Nikon announces new Perfect Focus System for inverted research microscopes
Nikon today announced the introduction of two models of new Perfect Focus System (PFS) at the 2012 Neuroscience conference. The new Nikon PFS will extend the imaging capabilities of Nikon’s inverted research microscope, The Eclipse Ti, and bring new imaging capabilities to a larger field of research. Inverted research microscope are the standard workhorse in many advanced applications such as super resolution imaging which allows for determination of biological structures at the nano-scale level, multiphoton microscopy that allows for the analysis of activities found deep in the brain, time-lapse imaging of some of the most sensitive cells such as iPS cells to study the mechanism of their differentiation.
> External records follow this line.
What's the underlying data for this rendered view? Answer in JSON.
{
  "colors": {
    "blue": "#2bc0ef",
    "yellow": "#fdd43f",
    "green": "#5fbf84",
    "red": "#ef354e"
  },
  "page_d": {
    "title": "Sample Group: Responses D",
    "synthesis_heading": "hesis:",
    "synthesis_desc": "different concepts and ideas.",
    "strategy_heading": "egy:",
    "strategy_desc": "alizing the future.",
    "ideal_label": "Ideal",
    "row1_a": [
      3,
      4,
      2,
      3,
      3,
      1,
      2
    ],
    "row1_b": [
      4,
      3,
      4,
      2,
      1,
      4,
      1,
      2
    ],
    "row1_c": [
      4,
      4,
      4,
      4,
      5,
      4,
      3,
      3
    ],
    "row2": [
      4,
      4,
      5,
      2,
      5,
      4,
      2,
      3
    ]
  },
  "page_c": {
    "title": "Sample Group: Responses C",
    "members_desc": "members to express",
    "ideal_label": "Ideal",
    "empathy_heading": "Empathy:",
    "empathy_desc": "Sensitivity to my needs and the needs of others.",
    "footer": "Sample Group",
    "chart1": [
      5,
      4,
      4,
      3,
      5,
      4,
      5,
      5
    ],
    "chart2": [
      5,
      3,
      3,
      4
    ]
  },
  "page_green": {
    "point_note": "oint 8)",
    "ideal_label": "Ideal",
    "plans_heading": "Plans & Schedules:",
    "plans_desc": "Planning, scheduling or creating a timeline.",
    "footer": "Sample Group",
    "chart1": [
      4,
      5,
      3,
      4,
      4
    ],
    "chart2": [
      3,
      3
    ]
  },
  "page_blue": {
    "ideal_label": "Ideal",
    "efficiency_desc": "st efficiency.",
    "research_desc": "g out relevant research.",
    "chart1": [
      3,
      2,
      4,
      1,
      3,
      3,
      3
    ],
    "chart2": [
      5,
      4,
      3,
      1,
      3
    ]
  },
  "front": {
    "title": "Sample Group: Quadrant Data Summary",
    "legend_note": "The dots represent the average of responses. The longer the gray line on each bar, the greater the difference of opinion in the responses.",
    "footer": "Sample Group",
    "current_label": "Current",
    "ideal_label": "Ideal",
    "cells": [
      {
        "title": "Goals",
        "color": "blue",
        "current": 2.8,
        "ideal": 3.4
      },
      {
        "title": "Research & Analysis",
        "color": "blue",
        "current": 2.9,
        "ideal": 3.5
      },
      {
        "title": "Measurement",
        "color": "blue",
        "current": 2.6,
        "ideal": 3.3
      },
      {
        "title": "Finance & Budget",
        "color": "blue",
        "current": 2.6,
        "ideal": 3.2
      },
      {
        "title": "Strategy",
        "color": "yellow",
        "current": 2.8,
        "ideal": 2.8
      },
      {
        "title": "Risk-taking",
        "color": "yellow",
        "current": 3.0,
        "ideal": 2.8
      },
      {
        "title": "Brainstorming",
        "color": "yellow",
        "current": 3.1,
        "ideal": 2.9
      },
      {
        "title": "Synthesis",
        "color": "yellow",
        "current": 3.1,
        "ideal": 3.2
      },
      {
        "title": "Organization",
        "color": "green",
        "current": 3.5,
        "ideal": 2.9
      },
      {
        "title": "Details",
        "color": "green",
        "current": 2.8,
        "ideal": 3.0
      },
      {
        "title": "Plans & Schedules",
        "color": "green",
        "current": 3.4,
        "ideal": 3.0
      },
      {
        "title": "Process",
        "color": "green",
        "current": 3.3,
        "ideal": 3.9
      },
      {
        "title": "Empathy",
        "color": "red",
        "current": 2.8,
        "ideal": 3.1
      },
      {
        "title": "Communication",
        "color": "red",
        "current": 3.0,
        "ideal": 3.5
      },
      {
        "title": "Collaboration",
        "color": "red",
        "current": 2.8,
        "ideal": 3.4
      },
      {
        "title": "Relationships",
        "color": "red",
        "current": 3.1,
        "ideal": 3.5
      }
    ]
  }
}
While significant improvements have been made in improving the spatial and temporal resolution of imaging systems, the ability to correct for focus drifts, which reduce reliability of acquired data, is still one of the most important considerations especially in long-term time-lapse imaging. The Nikon PFS is designed to combat this problem and keeps the focus precisely by making real time corrections. The new Nikon PFS extends the focus-maintaining capabilities to a wider range of applications and offers upgraded microscope imaging. In addition to glass bottom dishes, the new PFS now allows researchers to image through plastic dishes. This new ability can cut down on costs and simplify the experimental workflow for the researcher when imaging through glass is not required.
With its slimmer, more streamlined design, the new PFS allows for easier access to the objectives and operation of their correction collars. In addition, the new PFS is now completely controlled through the computer or external controller, eliminating the need to open and close environmental chambers that can lead to disturbances in the imaging temperature.